MEMOIRE
Par Chiboum le mardi 25 janvier 2005, 08:41 - Si on refaisait le monde ? - Lien permanent
On va sans doute lire beaucoup sur les 60 ans de la libération des camps, et pourvu qu'il n'y ait pas d'énormité, c'est tant mieux.
Malheureusement ça part mal.
Lu il y a quelques jours dans Libé (oui, je sais, je cherche !) une petite phrase du style : tous ces documentaires sont fabuleux, c'est dommage, ils ne seront pas vus par ceux qui en ont besoin, les jeunes. Parce que les jeunes, ça les ennuie. (je la fais à gros traits, mais je vous jure que c'était l'esprit).
Alors d'une, je m'interroge : pourquoi seuls les jeunes en auraient besoin ?? Il me semble qu'il y a quelques vieux cons dont le discours tend à diminuer l'importance de ce qui s'est passé dans ces camps à qui ça ne ferait pas de mal. Et dans l'absolu, je pense que ça ne fait de mal à personne.
Et de deux, je m'interroge (bis) : de mon temps, c'est-à-dire il y a une petite quinzaine d'années, au lycée, les professeurs faisaient visionner Nuit et Brouillard à tous leurs élèves. Dans mon lycée et dans d'autres. Donc sans parler du rôle pédagogue des parents, qui peut ne pas avoir complètement disparu, quelle est la raison qui fait supposer que ce type de travail avec les élèves aurait complètement disparu, comme ça ?
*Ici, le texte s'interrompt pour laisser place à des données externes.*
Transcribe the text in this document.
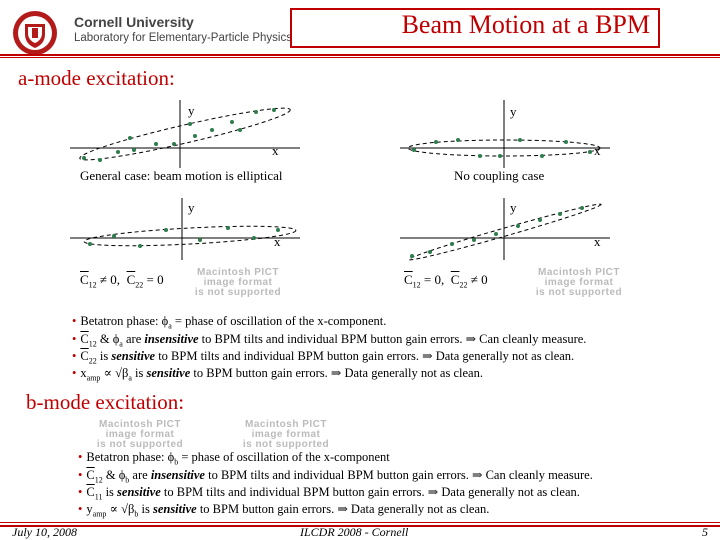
Cornell University
Laboratory for Elementary-Particle Physics	Beam Motion at a BPM
a-mode excitation:
y
x
General case: beam motion is elliptical
y
x
No coupling case
y
x
y
x
$\overline{C}_{12} \ne 0$,  $\overline{C}_{22} = 0$	$\overline{C}_{12} = 0$,  $\overline{C}_{22} \ne 0$
Macintosh PICT
image format
is not supported
Macintosh PICT
image format
is not supported
• Betatron phase: $\phi_a$ = phase of oscillation of the x-component.
• $\overline{C}_{12}$ & $\phi_a$ are insensitive to BPM tilts and individual BPM button gain errors. ⇒ Can cleanly measure.
• $\overline{C}_{22}$ is sensitive to BPM tilts and individual BPM button gain errors. ⇒ Data generally not as clean.
• $x_{amp} \propto √\beta_a$ is sensitive to BPM button gain errors. ⇒ Data generally not as clean.
b-mode excitation:
Macintosh PICT
image format
is not supported
Macintosh PICT
image format
is not supported
• Betatron phase: $\phi_b$ = phase of oscillation of the x-component
• $\overline{C}_{12}$ & $\phi_b$ are insensitive to BPM tilts and individual BPM button gain errors. ⇒ Can cleanly measure.
• $\overline{C}_{11}$ is sensitive to BPM tilts and individual BPM button gain errors. ⇒ Data generally not as clean.
• $y_{amp} \propto √\beta_b$ is sensitive to BPM button gain errors. ⇒ Data generally not as clean.
July 10, 2008	ILCDR 2008 - Cornell	5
Je m'arrête sur ce sujet car il est d'actualité, mais il va de soi que les génocide des indiens d'Amérique ou au Rwanda, par exemple partent de la même réflexion (...il se reconnaîtra...).
J'en parle également parce que j'ai fait mon mémoire de maîtrise sur les récits de déportation. Notamment ceux de Primo Levi, Elie Wiesel, Jorge Semprun, Robert Antelme... A l'époque, outre l'horreur absolue de ces camps et de ce processus d'extermination, quelque chose d'extrêmement positif m'avait frappé. L'extraordinaire instinct de survie et d'envie de vivre qui animait les survivants. Leur désir de faire partager leur histoire pour dire "plus jamais", par écrit, par oral ou les deux. Or ils sont de moins en moins nombreux à être encore en vie pour nous parler de leur histoire.
Il est effectivement urgent de prendre leur relais.
Il est primordial de ne pas céder à la facilité en disant "les jeunes s'en foutent". Et pas seulement pour le pied de chez nous. Pour les gens du bout du monde aussi.
Aujourd'hui, c'est vraiment difficile de dire "je ne savais pas" sans mentir.
EDIT : voici le lien vers l'article en question.
Commentaires
C'est vrai il ne faut pas se focaliser sur un seul génocide, mais des autres nos "politiques" s'en moquent car géographiquement ou historiquement lointains (Rwanda, Cathares, etc...). L'histoire se répète.
ça fait toujours parti du programme scolaire en histoire, non ?
En tout cas, à mon époque, on visionnait régulièrement des cassettes car le prof estimait que les images étaient plus parlantes pour les jeunes. C'était à mon image une bonne méthode pédagogique car certaines images résonnent toujours en moi...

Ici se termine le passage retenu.